Woekeren - staat hier. Daar heb je materiaal voor nodig. En - is althans de mening van velen: het Limburgs heeft te weinig woorden om taal genoemd te mogen worden.
Dat argument wil ik serieus nemen, hoewel er geen grens is: boven de zoveel woorden pas spreek je van taal.
Hoezo? We begrijpen elkaar toch prima?
Zeker. We praten tegen een hond en die begrijpt ons, denken we, want hij blaft. Twintig woorden zijn daarvoor voldoende. ‘Me tarzan you Winnetou?’ Om over alledaagse zaken te praten hebben we een 800 woorden nodig.

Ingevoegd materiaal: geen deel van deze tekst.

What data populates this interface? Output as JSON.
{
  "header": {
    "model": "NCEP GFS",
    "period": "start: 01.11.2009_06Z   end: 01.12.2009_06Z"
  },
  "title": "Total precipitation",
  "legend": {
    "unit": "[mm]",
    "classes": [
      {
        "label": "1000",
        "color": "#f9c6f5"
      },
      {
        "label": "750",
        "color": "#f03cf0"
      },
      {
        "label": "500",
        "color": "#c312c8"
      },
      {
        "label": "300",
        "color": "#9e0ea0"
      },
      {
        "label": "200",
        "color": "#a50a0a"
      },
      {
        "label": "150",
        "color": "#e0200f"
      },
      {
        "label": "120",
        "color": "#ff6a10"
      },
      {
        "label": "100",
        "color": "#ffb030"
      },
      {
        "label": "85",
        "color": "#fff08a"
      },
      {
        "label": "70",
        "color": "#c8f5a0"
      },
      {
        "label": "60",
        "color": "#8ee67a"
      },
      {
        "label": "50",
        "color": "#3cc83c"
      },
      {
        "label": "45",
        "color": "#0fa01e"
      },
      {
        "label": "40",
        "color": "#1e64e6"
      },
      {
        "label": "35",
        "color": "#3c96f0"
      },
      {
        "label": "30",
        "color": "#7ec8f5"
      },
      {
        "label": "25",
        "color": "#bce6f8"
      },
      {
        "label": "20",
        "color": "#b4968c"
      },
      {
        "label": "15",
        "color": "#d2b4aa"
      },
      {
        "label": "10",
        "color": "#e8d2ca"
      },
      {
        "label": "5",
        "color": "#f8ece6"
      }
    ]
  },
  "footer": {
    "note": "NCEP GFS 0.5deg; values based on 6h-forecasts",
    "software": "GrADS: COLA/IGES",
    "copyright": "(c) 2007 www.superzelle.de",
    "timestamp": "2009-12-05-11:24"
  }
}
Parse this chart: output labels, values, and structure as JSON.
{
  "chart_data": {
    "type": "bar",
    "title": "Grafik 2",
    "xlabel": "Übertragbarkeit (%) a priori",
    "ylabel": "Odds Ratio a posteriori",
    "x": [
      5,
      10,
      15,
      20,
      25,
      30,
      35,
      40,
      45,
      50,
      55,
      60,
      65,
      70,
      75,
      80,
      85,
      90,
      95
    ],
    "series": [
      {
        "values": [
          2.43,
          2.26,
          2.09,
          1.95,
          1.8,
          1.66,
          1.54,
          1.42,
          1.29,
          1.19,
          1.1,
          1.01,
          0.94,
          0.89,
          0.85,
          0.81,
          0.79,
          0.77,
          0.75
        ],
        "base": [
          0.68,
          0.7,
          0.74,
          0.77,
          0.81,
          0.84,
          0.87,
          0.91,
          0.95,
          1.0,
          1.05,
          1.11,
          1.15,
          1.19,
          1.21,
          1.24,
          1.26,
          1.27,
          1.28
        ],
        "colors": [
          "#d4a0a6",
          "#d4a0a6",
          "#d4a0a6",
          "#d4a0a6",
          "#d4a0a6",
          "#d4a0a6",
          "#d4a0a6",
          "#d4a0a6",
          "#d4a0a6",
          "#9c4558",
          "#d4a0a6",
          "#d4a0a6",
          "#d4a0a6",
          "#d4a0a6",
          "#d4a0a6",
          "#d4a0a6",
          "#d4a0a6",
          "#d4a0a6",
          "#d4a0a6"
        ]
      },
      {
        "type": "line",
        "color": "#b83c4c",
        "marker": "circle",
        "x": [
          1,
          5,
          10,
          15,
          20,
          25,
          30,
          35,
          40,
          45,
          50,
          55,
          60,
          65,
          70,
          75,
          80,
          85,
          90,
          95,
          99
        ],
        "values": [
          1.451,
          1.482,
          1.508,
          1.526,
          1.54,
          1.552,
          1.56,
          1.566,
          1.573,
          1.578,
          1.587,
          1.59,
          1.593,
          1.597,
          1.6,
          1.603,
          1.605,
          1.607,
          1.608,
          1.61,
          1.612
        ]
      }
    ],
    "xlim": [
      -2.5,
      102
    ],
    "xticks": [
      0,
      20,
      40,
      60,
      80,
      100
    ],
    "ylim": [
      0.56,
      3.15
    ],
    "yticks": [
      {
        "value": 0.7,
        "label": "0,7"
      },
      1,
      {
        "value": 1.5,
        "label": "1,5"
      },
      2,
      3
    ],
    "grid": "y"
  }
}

En - ik heb het her en der in de provincie beweerd, ik heb het geschreven: met 3000 woorden uit het Mheers of het Neers kun je de Nobelprijs winnen. Dat aantal heb ik nog verlaagd tot 1800, er is de spot mee gedreven (Nobelprijs voor een dichter in het Neers, daar zou ik van dromen), allei, ik vind die bewering nog steeds juist: maar dan denk ik uitsluitend aan gedichten. Voor een roman heb je meer nodig. Edoch met 40.000 woorden kom je een heel eind.
Heeft het Limburgs al zoveel niet alleen in klank verschillende woorden? Een vraag die je niet in een zucht en een vloek beantwoordt. Ik kan slechts wat kanttekeningen plaatsen.
Om te beginnen: ik denk dat het Limburgs genoeg woorden heeft om een taal genoemd te worden, tenminste als je de bruikbare woorden van alle dialecten bij elkaar neemt. Hier horen ook honderden woorden uit het Rotwelsch bij (de handelstaal van het Rijnland, we hebben het Sjabbe Remunjs al gezien), en vergeet de aparte leenwoorden uit de Romaanse talen (inclusief het Waals) ook niet.
Woorden die de taal van elke schrijver verrijken kunnen.
Zo heb ik het over de dreksbak, in Maastricht geleerd, en een krachtig woord, beter in elk geval dan de half Nederlandse voelnisbak. Het is in heel Limburg bruikbaar, ook al is drek hier en daar modder, of onkruid.